SULTENG RAYA – Lumpur, potongan kayu, dan material banjir masih menjadi pemandangan di sejumlah titik Desa Avolua, Kecamatan Parigi Utara, setelah banjir bandang menerjang wilayah tersebut pada Rabu dini hari (26/8/2026).
Bencana yang terjadi sekitar pukul 01.00 Wita itu memaksa Pemerintah Kabupaten (Pemkab) Parigi Moutong bergerak cepat. Status tanggap darurat pun ditetapkan selama 14 hari, terhitung mulai 26 Agustus hingga 8 September 2026.
Pelaksana Tugas (Plt) Kepala Badan Penanggulangan Bencana Daerah (BPBD) Parigi Moutong, Moh Rivai, mengatakan penetapan status tersebut menjadi dasar percepatan penanganan di lapangan, terutama untuk memastikan kebutuhan dasar masyarakat terdampak terpenuhi. “Penanganan tanggap darurat melibatkan lintas sektor melalui kerja-kerja kolaborasi.

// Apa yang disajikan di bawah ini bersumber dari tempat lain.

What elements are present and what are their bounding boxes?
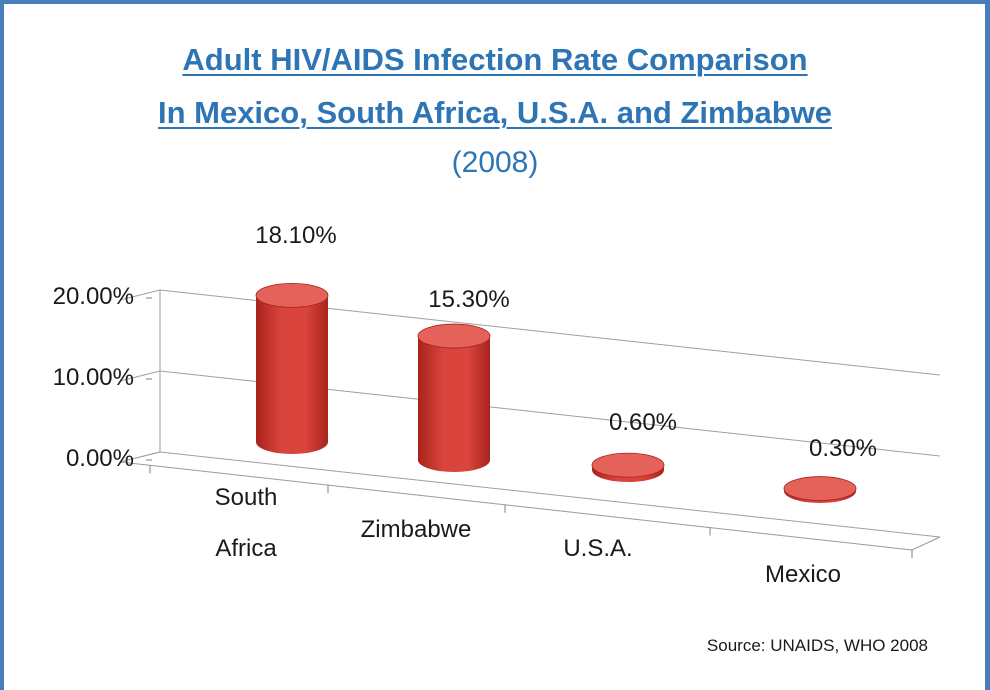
category-label: Zimbabwe [361,516,472,543]
chart-title-line1: Adult HIV/AIDS Infection Rate Comparison [182,42,808,77]
category-label: South Africa [215,484,278,562]
category-labels: South Africa Zimbabwe U.S.A. Mexico [215,484,841,588]
bar-u-s-a- [591,452,665,482]
gridlines [119,289,941,558]
gridline-side [119,289,161,301]
floor-right-edge [911,536,941,551]
category-label: U.S.A. [563,535,632,562]
chart-subtitle: (2008) [451,146,539,179]
data-label: 15.30% [428,286,509,313]
bars [255,282,857,503]
y-tick-label: 0.00% [66,445,134,472]
source-note: Source: UNAIDS, WHO 2008 [706,636,928,655]
data-label: 18.10% [255,222,336,249]
gridline-side [119,370,161,382]
chart-title-line2: In Mexico, South Africa, U.S.A. and Zimb… [157,95,833,130]
gridline [159,451,941,538]
y-tick-label: 20.00% [53,283,134,310]
y-tick-label: 10.00% [53,364,134,391]
y-tick-labels: 0.00% 10.00% 20.00% [53,283,134,472]
floor-front-edge [119,461,913,551]
data-labels: 18.10% 15.30% 0.60% 0.30% [255,222,877,462]
bar-mexico [783,476,857,503]
data-label: 0.60% [609,409,677,436]
bar-south-africa [255,282,329,454]
bar-zimbabwe [417,323,491,472]
category-label: Mexico [765,561,841,588]
gridline-side [119,451,161,463]
data-label: 0.30% [809,435,877,462]
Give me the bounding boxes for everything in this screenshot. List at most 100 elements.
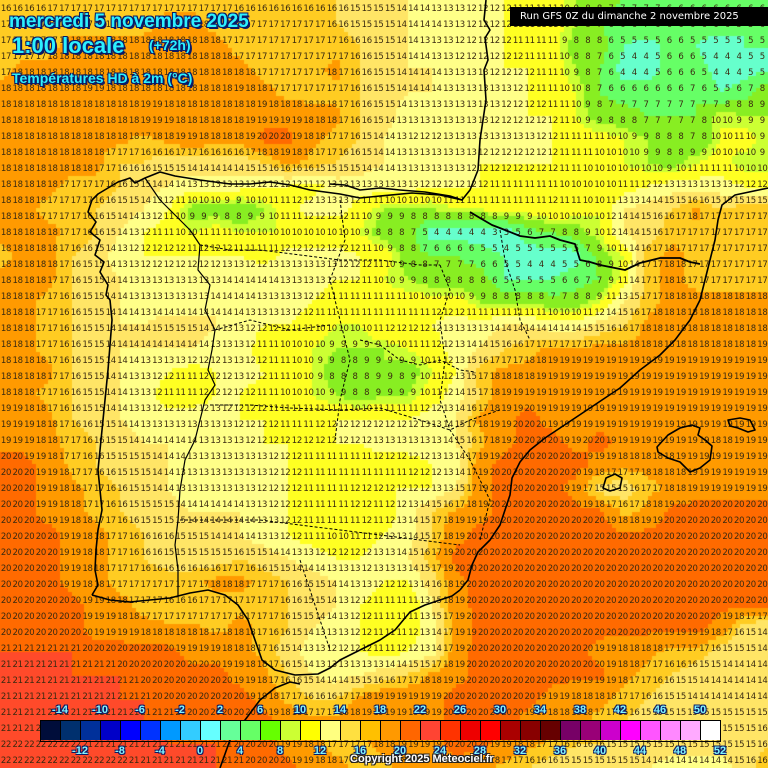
temperature-value: 4 <box>503 244 509 254</box>
temperature-value: 19 <box>419 756 431 766</box>
temperature-value: 11 <box>547 68 559 78</box>
temperature-value: 10 <box>373 244 384 254</box>
temperature-value: 18 <box>105 100 117 110</box>
temperature-value: 17 <box>163 4 175 14</box>
temperature-value: 14 <box>617 212 629 222</box>
temperature-value: 20 <box>722 548 733 558</box>
temperature-value: 6 <box>573 276 579 286</box>
temperature-value: 13 <box>419 612 431 622</box>
temperature-value: 18 <box>291 708 303 718</box>
temperature-value: 13 <box>408 580 419 590</box>
temperature-value: 16 <box>70 260 82 270</box>
temperature-value: 13 <box>175 276 186 286</box>
temperature-value: 5 <box>561 260 568 270</box>
temperature-value: 15 <box>117 436 128 446</box>
temperature-value: 14 <box>221 276 233 286</box>
temperature-value: 17 <box>477 404 489 414</box>
temperature-value: 18 <box>221 84 233 94</box>
temperature-value: 20 <box>594 564 605 574</box>
temperature-value: 18 <box>466 500 477 510</box>
temperature-value: 13 <box>128 292 140 302</box>
temperature-value: 18 <box>233 580 245 590</box>
temperature-value: 12 <box>477 4 489 14</box>
temperature-value: 21 <box>82 740 93 750</box>
temperature-value: 10 <box>431 292 442 302</box>
temperature-value: 19 <box>675 420 687 430</box>
temperature-value: 8 <box>736 100 742 110</box>
temperature-value: 11 <box>408 596 419 606</box>
temperature-value: 20 <box>163 660 175 670</box>
temperature-value: 18 <box>664 324 675 334</box>
temperature-value: 6 <box>620 84 626 94</box>
temperature-value: 18 <box>757 292 768 302</box>
temperature-value: 14 <box>163 484 175 494</box>
temperature-value: 19 <box>640 372 652 382</box>
temperature-value: 12 <box>733 180 745 190</box>
temperature-value: 10 <box>443 292 454 302</box>
temperature-value: 20 <box>501 628 512 638</box>
temperature-value: 12 <box>291 500 303 510</box>
temperature-value: 21 <box>82 660 93 670</box>
temperature-value: 17 <box>140 612 152 622</box>
temperature-value: 20 <box>710 548 722 558</box>
temperature-value: 17 <box>128 580 140 590</box>
temperature-value: 11 <box>489 180 501 190</box>
temperature-value: 8 <box>387 228 393 238</box>
temperature-value: 16 <box>93 196 105 206</box>
temperature-value: 8 <box>585 84 591 94</box>
temperature-value: 5 <box>620 36 626 46</box>
temperature-value: 16 <box>419 548 431 558</box>
temperature-value: 11 <box>512 196 524 206</box>
temperature-value: 13 <box>338 660 349 670</box>
temperature-value: 19 <box>664 404 675 414</box>
temperature-value: 20 <box>536 612 547 622</box>
temperature-value: 20 <box>757 596 768 606</box>
temperature-value: 11 <box>326 292 338 302</box>
run-info-banner: Run GFS 0Z du dimanche 2 novembre 2025 <box>510 7 768 26</box>
temperature-value: 12 <box>349 548 361 558</box>
temperature-value: 15 <box>408 548 419 558</box>
temperature-value: 20 <box>733 580 745 590</box>
temperature-value: 17 <box>221 36 233 46</box>
temperature-value: 15 <box>221 548 233 558</box>
temperature-value: 17 <box>443 612 454 622</box>
temperature-value: 11 <box>524 52 536 62</box>
temperature-value: 8 <box>399 244 405 254</box>
temperature-value: 21 <box>82 692 93 702</box>
temperature-value: 17 <box>338 756 349 766</box>
temperature-value: 20 <box>256 756 268 766</box>
temperature-value: 14 <box>210 164 221 174</box>
temperature-value: 16 <box>70 388 82 398</box>
temperature-value: 9 <box>387 372 393 382</box>
temperature-value: 11 <box>303 500 314 510</box>
temperature-value: 18 <box>105 132 117 142</box>
temperature-value: 12 <box>477 36 489 46</box>
temperature-value: 18 <box>326 116 338 126</box>
temperature-value: 20 <box>640 612 652 622</box>
temperature-value: 12 <box>408 324 419 334</box>
temperature-value: 17 <box>268 596 280 606</box>
temperature-value: 13 <box>221 468 233 478</box>
temperature-value: 19 <box>652 372 664 382</box>
temperature-value: 13 <box>198 180 210 190</box>
temperature-value: 20 <box>536 676 547 686</box>
temperature-value: 18 <box>59 500 70 510</box>
temperature-value: 20 <box>582 436 594 446</box>
temperature-value: 13 <box>361 580 373 590</box>
temperature-value: 6 <box>666 52 672 62</box>
temperature-value: 19 <box>652 436 664 446</box>
temperature-value: 22 <box>82 756 93 766</box>
temperature-value: 19 <box>605 644 617 654</box>
temperature-value: 20 <box>152 644 163 654</box>
temperature-value: 17 <box>152 596 163 606</box>
temperature-value: 20 <box>175 708 186 718</box>
temperature-value: 15 <box>710 196 722 206</box>
temperature-value: 14 <box>629 244 640 254</box>
temperature-value: 17 <box>640 292 652 302</box>
temperature-value: 20 <box>582 628 594 638</box>
temperature-value: 17 <box>117 580 128 590</box>
temperature-value: 19 <box>699 404 710 414</box>
temperature-value: 13 <box>477 132 489 142</box>
temperature-value: 13 <box>443 36 454 46</box>
temperature-value: 16 <box>93 212 105 222</box>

Saat ini kurang lebih 200 personel TNI/Polri bergabung dengan tim di lapangan,” ujar Rivai.
Selama masa tanggap darurat, pemerintah memprioritaskan penanganan warga terdampak, pembersihan lumpur yang mengendap di permukiman, evakuasi material banjir serta normalisasi aliran sungai. Menurut Rivai, proses pemulihan tidak dapat dilakukan dalam waktu singkat. Selain lumpur, banjir juga menyeret gelondongan kayu dan material lainnya yang menumpuk di sejumlah lokasi.